Hebaru, 48, yesterday pleaded no contest to two counts of first-degree theft, money laundering and filing false tax returns stemming from false billings for the Ewa Village relocation and one count of first-degree theft involving bogus billings for the Middle Street project.

Deputy Prosecutor Randal Lee said a plea agreement was offered because of Hebaru's willingness to cooperate with the city and federal government's investigation into theft of federal funds.

The U.S. Housing and Urban Development reportedly is conducting a separate investigation into the theft of monies to maintain two low-income housing projects -- Kulananani in Kaneohe and Westlake in Salt Lake.

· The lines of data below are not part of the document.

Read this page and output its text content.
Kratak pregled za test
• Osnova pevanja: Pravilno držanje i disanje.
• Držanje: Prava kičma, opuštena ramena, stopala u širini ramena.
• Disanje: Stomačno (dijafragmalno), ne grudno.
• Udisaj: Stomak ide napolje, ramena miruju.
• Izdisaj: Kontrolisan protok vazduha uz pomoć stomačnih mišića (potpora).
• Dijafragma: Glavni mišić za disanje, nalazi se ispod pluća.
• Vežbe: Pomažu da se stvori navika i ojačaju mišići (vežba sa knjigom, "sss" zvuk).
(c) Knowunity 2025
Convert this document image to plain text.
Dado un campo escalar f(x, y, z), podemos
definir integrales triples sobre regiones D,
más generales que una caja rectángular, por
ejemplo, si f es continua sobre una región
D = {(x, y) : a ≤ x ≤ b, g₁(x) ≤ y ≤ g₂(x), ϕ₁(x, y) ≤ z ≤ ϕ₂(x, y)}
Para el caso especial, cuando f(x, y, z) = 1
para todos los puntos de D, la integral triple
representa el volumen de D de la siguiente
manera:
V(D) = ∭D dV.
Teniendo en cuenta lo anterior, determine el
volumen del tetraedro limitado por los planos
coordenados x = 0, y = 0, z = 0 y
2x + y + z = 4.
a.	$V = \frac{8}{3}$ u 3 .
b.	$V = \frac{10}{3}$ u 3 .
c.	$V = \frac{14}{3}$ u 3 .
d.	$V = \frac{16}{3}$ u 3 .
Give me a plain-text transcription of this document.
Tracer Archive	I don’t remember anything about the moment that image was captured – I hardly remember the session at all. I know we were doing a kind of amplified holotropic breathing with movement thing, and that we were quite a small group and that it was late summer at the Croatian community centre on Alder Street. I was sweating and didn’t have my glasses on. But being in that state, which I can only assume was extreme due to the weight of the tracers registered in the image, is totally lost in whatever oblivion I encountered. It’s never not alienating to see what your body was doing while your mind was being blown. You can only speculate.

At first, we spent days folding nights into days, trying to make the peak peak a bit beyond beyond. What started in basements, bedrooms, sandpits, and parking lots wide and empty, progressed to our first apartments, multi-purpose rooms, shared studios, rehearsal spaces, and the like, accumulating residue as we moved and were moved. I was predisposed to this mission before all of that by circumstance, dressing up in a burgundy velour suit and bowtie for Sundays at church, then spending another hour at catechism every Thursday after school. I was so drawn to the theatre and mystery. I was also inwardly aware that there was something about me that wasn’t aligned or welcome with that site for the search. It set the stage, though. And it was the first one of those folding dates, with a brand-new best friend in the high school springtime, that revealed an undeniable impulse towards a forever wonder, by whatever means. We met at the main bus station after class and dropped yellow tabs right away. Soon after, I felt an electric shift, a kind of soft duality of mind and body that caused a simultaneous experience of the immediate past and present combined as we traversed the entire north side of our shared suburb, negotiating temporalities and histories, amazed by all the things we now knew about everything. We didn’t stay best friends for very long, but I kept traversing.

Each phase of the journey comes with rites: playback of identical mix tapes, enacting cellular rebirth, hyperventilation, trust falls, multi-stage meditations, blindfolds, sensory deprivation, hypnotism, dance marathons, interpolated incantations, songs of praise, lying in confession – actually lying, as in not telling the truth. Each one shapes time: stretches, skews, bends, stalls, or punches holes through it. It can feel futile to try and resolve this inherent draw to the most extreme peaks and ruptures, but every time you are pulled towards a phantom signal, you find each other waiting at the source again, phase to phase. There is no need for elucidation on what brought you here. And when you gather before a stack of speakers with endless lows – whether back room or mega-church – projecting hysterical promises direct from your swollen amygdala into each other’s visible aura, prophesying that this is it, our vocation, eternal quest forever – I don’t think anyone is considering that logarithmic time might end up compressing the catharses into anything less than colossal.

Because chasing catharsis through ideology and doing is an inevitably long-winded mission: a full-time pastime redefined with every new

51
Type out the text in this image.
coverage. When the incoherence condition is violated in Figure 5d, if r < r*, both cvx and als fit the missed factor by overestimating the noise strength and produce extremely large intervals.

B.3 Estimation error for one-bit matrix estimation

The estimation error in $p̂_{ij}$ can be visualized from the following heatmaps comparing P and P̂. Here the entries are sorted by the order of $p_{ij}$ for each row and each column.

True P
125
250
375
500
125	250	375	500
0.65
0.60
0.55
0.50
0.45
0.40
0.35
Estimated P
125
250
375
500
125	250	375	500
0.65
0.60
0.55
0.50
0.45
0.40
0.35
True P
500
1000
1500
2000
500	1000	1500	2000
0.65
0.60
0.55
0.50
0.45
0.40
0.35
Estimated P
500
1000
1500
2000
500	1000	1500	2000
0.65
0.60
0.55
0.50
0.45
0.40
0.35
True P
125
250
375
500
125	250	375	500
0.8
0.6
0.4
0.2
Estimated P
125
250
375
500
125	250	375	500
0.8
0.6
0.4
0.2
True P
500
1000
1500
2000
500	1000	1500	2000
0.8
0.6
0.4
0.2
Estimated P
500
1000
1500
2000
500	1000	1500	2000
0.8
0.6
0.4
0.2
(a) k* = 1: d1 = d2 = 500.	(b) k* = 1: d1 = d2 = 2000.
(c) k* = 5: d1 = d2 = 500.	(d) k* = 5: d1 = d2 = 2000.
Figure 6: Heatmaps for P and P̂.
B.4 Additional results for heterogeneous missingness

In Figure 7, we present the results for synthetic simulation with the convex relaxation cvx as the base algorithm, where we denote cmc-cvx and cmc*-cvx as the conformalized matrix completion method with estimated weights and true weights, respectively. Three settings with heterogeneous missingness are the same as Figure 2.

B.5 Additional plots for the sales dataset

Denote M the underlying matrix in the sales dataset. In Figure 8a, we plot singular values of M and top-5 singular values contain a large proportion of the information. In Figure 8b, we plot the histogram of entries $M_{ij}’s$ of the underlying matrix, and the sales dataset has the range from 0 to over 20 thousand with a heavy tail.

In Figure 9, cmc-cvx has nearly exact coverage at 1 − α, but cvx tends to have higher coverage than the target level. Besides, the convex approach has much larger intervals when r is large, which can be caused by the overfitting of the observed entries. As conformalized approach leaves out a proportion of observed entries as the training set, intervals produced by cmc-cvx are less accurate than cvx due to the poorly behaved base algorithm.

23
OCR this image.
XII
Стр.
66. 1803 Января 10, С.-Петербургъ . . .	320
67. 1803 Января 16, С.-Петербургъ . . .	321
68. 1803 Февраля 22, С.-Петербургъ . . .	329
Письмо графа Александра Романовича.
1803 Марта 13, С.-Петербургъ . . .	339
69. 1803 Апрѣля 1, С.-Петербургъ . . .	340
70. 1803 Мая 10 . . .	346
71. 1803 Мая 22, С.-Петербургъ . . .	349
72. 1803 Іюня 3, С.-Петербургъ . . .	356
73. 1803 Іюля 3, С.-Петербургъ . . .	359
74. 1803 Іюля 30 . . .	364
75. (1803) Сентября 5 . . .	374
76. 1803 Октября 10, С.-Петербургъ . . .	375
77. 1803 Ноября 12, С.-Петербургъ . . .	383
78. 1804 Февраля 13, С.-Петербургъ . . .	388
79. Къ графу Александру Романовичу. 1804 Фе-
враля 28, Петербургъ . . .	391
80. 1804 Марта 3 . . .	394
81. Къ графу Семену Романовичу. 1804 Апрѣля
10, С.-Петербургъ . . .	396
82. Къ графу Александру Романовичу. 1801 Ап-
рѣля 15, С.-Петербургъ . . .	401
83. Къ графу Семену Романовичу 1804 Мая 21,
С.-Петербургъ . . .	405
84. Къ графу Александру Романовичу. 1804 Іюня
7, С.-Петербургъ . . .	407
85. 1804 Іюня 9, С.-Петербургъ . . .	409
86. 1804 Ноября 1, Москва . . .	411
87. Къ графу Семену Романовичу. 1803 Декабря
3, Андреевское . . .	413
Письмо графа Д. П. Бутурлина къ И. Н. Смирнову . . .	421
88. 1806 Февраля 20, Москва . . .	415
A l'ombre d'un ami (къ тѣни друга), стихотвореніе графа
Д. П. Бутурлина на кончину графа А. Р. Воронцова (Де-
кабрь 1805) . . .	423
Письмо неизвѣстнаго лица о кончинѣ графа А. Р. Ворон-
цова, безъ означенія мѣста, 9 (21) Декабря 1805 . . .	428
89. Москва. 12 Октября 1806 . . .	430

Gierlach said Hebaru was approached by Kahapea, was offered what he believed was legitimate subcontracting work and did what he was asked to do only to learn later the setup wasn't all what it appeared to be.

Gierlach said it wasn't unusual in Hebaru's business to subcontract work to others and receive a "modest payback" with little effort.

He described his client as an upstanding person who had no previous run-in with the law.

Gierlach said Hebaru changed his plea because it's difficult to predict what can happen at trial and because he wanted to put the matter behind him and concentrate on his family and pest-control business.

Hebaru, 48, faces 10 years imprisonment and a possible $20,000 fine on each count of first-degree theft.

The state has agreed not to seek extended terms in this case.

Under the agreement, Hebaru has also agreed to pay restitution.

In a February 1999 indictment, Hebaru was charged with receiving $600,000 in city funds for relocating two businesses from Middle Street between May 1991 and June 1992.

Hebaru, at the request of Kahapea, allegedly set up Titan Moving and Hauling to move Consumer Tire and Hawaii Meat Co. from Middle Street to make way for the city bus barn.

In a May 1998 indictment, Hebaru is charged with receiving $2 million for Titan to relocate nine businesses from the Ewa Village project between October 1993 and June 1997.

Titan Moving, which existed only on paper, never moved the businesses, the city contends. The money Hebaru received was laundered back to Kahapea through local banks at Kahapea's instructions.

Hebaru allegedly received 20-30 percent; Kahapea got 70-80 percent, Lee said in court.

But Gierlach said Hebaru was only paid $70,000 over the seven years and that should be all he should be required to repay.

Hebaru will be sentenced Dec. 13. He is currently free on supervised release.